Term 1 Week 7-Storms and Portraits

Turquoise Class

This week in Turquoise class we were thinking about showing emotion and atmosphere in our drawings. We spent some time imagining how the sky would appear on a peaceful summer’s day, and considered what kind of marks we could make in charcoal to portray the feeling of calm and tranquility. We drew our summer skies across the top two thirds of our paper. We then thought about how a stormy sky would look, and how our mark making for this would contrast with our first pictures. We tried to put in more energy and more pressure on our charcoal in our second pictures to create a dramatic difference between the two.

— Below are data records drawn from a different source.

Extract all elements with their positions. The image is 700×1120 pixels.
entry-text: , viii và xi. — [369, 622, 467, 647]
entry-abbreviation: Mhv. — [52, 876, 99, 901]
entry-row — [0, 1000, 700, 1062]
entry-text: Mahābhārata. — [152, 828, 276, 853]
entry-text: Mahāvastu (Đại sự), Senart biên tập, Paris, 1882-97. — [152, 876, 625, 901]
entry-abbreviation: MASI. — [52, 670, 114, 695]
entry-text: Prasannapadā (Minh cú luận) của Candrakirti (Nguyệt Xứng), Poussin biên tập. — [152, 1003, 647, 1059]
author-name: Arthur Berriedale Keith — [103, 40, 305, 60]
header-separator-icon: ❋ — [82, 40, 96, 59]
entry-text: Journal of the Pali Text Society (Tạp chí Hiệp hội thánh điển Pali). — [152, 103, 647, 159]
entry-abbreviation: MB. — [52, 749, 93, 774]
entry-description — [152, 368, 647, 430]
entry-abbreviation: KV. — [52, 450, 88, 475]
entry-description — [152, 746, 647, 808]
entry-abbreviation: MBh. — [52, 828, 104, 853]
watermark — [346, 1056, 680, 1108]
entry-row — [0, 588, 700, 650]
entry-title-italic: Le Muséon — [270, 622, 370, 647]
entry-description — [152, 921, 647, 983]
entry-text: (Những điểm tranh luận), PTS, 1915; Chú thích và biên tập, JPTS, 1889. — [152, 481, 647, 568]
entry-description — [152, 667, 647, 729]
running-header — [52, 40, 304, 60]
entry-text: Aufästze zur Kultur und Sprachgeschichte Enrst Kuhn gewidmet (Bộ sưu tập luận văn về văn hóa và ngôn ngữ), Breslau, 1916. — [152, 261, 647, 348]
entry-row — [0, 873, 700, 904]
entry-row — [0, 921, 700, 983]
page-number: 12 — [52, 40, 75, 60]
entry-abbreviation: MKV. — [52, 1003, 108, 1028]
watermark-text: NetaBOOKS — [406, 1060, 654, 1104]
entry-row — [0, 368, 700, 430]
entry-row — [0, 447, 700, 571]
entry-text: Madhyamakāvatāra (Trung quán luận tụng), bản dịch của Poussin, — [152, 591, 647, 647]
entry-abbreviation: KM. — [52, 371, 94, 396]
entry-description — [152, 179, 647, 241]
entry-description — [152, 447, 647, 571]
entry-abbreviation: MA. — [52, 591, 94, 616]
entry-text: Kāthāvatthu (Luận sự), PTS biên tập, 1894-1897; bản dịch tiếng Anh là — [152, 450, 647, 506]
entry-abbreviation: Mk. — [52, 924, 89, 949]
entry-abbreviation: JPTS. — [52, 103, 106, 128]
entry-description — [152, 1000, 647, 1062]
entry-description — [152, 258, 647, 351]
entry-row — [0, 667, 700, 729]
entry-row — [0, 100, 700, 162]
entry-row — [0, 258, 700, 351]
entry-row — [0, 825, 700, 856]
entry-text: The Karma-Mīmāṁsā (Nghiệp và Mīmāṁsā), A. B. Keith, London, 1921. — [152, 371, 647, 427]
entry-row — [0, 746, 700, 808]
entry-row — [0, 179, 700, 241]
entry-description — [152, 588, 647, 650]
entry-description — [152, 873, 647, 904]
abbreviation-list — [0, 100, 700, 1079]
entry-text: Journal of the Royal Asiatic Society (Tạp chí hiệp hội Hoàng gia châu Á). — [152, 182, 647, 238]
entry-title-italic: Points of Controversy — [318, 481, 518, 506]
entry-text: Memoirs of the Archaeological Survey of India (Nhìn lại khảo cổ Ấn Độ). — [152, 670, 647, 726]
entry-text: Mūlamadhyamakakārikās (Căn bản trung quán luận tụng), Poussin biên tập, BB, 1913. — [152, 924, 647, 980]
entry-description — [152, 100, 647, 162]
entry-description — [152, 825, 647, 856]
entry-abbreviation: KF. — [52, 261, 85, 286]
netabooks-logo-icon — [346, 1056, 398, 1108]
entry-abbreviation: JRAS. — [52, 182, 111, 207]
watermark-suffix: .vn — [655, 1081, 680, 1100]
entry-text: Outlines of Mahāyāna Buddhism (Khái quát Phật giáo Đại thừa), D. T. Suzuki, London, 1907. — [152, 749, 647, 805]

After we’d compared our skies, we used our imaginations to draw a scene beneath each one, with the aim of using similar marks to those used in the skies.

Magenta Class

This week we finished off our collaged farm fields. We cut our painted papers from the last lesson into strips, and arranged them onto a piece of card to form a pattern. We glued them down with PVA. We then created hot air balloons using a similar collage technique.

 

Violet Class

In Violet class we learnt about proportions of a face. We practised in our sketchbooks, using guidelines to help us to position the facial features correctly, before sketching out a large version onto sugar paper. We discussed the use of colour in portraits by Fauvist artists such as André Derain, then used soft pastel to work on our own Fauvist portraits.

Emerald Class

Emerald class worked on portraits too. We warmed up by reminding ourselves of the proportions of a face, using guidelines to make mini portraits in our sketchbooks. We then discussed the work of British artist Frank Auerbach. We described his portraits as ‘creepy’, ‘unusual’and ‘unique’, and we considered how Auerbach’s use of tone creates a spooky atmosphere.

We then sketched out our portraits onto sugar paper, and began working into them with charcoal. We used the side of the charcoal to add tone and texture, and created highlights using chalk and erasers.We built our drawings up in layers, often going over the same area multiple times, to start to create a sense of depth.